帰省

 福島第一原子力発電所の事故のときに、放射能汚染を恐れて首都圏を脱出した人が相次いだとされる。「メルトダウンはありえない」「ただちに健康に影響はない」とした政府説明の信頼が揺らいだことにも責任があるが、のちに過度に放射能リスクに過敏な思考回路を持った人は「放射脳」などと揶揄されていくことになる。

 しかし、このときに帰省した人の中には、首都圏で被災した人も含まれていた。例えば液状化でガス管や水道管が破壊された街に住んでいた人たち。しばらくお風呂に入れない、高層に住んでいるので階段で給水車の水を運ばなければならない、乳児のミルクが作れないといった人たちは自宅を出るしかなかったのである。

 乳児を抱えて帰省する人を見て、避難者とみるか、赤ちゃんの負担も考えずに過剰防衛に走る者とみるかは、どこまで想像力があるかどうかで変わってくる。

 わたしは福島の時も、そして今回のロックダウンの噂に対しても疎開の可能性を論じた。ただし、今回については3月24日初出で、緊急事態宣言が出た今になって思うともう少し早く検討すべきだったと考えている。

 2020年4月になって、ネットでは帰省に対する批判が強まってきた。ロックダウンができないのは大規模自主避難の発生リスクを恐れたものだという考えが有力になり、政府首脳の発言からもそれを示唆するものがあった。

 福島のとき、帰省先に持ち込むのは放射「脳」だけだが、COVID-19の場合は体がウィルスに汚染されている可能性がある。後者は可能性であるが、感染するのも後者だけなので、地方は医療崩壊を持ち込むとして帰省者を歓迎しない。

 東京都の小池知事が毎晩テレビに出るようになった当初、石川県の知事は歓迎すると言っていたので、その頃までに疎開をすべきだった。今やったら危ない。キャリーバッグを持って電車に乗るだけで冷たい視線を浴びるかもしれない。

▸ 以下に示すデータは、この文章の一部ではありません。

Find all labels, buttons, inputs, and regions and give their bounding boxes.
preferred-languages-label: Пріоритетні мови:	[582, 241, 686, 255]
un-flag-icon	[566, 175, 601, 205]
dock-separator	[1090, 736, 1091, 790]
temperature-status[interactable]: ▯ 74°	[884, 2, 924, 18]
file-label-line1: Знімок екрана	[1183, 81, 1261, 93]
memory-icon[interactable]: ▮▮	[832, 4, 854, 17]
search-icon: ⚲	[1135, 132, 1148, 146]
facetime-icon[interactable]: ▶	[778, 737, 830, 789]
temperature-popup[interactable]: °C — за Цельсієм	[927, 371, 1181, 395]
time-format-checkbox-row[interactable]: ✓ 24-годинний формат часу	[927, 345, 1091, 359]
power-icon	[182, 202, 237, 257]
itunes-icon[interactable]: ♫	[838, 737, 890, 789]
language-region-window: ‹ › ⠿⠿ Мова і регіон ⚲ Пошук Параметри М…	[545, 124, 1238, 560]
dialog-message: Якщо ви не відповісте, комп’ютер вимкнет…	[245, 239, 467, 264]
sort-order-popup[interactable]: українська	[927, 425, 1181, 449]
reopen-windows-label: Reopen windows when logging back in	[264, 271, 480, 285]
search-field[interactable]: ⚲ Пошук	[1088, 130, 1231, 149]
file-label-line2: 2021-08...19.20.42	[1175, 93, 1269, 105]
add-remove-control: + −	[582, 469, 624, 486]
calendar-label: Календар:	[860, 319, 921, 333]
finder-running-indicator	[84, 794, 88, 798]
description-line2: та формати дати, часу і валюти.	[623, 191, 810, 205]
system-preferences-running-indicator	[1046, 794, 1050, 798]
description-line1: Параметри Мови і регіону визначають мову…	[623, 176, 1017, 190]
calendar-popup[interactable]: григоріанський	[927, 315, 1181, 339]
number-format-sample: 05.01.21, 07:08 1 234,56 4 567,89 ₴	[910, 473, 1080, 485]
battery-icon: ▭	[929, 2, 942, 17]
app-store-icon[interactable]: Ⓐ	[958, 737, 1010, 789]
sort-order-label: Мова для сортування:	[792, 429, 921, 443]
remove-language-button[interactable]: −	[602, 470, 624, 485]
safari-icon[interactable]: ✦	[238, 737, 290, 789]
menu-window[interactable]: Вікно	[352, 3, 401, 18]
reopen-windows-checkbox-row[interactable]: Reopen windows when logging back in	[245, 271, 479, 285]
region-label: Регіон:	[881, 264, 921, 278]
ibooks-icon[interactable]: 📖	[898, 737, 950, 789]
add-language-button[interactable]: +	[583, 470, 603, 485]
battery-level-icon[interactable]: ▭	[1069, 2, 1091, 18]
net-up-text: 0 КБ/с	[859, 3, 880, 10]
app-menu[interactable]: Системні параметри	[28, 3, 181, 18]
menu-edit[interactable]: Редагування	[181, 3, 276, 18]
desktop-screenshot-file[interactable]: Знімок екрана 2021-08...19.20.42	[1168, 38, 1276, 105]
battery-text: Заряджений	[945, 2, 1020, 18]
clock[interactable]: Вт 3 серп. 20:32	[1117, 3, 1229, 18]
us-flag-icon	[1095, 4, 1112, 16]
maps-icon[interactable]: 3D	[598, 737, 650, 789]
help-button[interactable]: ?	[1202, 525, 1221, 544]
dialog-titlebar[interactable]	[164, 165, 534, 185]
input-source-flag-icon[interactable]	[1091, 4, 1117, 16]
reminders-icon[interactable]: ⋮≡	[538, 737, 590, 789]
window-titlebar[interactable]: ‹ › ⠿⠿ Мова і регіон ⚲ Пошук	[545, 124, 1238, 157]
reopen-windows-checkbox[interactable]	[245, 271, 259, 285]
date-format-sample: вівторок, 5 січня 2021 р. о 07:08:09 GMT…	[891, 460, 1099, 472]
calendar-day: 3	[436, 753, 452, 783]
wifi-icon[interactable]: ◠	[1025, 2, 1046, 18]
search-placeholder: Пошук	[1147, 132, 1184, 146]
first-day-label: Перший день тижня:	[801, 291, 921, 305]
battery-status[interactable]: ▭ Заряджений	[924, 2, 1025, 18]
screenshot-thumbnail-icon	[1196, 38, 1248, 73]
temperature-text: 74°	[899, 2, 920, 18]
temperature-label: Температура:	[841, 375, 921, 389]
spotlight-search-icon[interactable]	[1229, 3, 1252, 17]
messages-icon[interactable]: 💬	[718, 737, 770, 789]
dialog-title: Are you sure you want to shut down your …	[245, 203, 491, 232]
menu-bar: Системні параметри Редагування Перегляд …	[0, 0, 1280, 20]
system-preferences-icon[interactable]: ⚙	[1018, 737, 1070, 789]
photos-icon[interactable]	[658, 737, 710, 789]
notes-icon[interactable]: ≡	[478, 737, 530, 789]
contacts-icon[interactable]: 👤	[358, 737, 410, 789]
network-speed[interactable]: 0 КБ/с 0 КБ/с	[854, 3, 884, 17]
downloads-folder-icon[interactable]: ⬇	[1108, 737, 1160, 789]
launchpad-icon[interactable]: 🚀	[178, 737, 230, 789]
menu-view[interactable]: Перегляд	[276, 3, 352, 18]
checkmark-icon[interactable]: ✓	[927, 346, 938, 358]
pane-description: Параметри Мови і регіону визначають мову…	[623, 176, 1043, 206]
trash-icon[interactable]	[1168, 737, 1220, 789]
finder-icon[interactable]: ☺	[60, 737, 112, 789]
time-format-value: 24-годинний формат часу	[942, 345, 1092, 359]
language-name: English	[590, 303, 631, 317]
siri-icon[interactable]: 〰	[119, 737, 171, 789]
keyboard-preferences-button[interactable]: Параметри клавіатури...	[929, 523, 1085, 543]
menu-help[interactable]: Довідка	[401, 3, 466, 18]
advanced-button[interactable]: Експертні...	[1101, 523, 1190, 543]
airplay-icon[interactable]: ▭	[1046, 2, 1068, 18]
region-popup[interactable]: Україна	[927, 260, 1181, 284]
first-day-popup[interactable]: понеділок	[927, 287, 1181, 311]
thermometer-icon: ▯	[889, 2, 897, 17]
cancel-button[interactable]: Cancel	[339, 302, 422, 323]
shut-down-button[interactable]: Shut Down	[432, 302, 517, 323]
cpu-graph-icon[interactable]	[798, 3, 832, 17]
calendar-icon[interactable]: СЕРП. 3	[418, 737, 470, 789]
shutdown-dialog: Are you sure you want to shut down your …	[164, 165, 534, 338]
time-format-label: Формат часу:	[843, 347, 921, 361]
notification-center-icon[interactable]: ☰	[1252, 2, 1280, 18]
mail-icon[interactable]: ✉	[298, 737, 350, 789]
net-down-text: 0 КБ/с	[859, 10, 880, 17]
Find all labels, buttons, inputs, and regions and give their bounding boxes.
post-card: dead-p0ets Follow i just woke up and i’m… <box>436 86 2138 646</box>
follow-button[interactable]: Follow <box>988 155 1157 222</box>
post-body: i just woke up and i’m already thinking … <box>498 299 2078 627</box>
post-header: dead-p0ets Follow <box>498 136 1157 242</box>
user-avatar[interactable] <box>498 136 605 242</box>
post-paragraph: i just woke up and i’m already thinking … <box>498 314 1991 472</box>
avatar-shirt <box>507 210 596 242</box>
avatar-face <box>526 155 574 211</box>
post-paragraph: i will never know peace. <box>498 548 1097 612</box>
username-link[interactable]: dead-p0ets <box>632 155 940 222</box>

 ただし、よく読むと社会全体として帰省自粛を訴える者も、個人の事情で帰省するのはやむを得ないとしている。肺炎で亡くなったら葬儀会社の安全対策のため、葬儀でも会えない可能性があるそうなので、故郷の親族に急変があったら帰る必要がある。

 また、今回の場合、失業して、残ったお金でなんとか運賃を払い、やむなく帰省する人だって少なくないだろう。帰省するなと言うなら、その人たちにホームレスになれと言っていることと同じである。

 妊婦を見かけたら、ストレスの多い都会の引きこもりを避けて、里帰り出産の移動を早めたという仮説も成り立つ。現在、新幹線や航空便はがらがらで、時間帯を選べば山手線でも空席が見つかる。電車での感染よりも、終わりの見えない闘いと累積するストレスのコントロールの方が大変だ。

 首都圏被災者のことを思い出すと、行政からの要請を無視して社会混乱を避けるために脱出する者だけとは限らないということがわかる。

 どうか、事情を知らない状態で、帰省する個人を批判するのはやめてほしい。身勝手な行動をとる者もいるだろうが、その人々なりに命を守る行動なのかもしれない。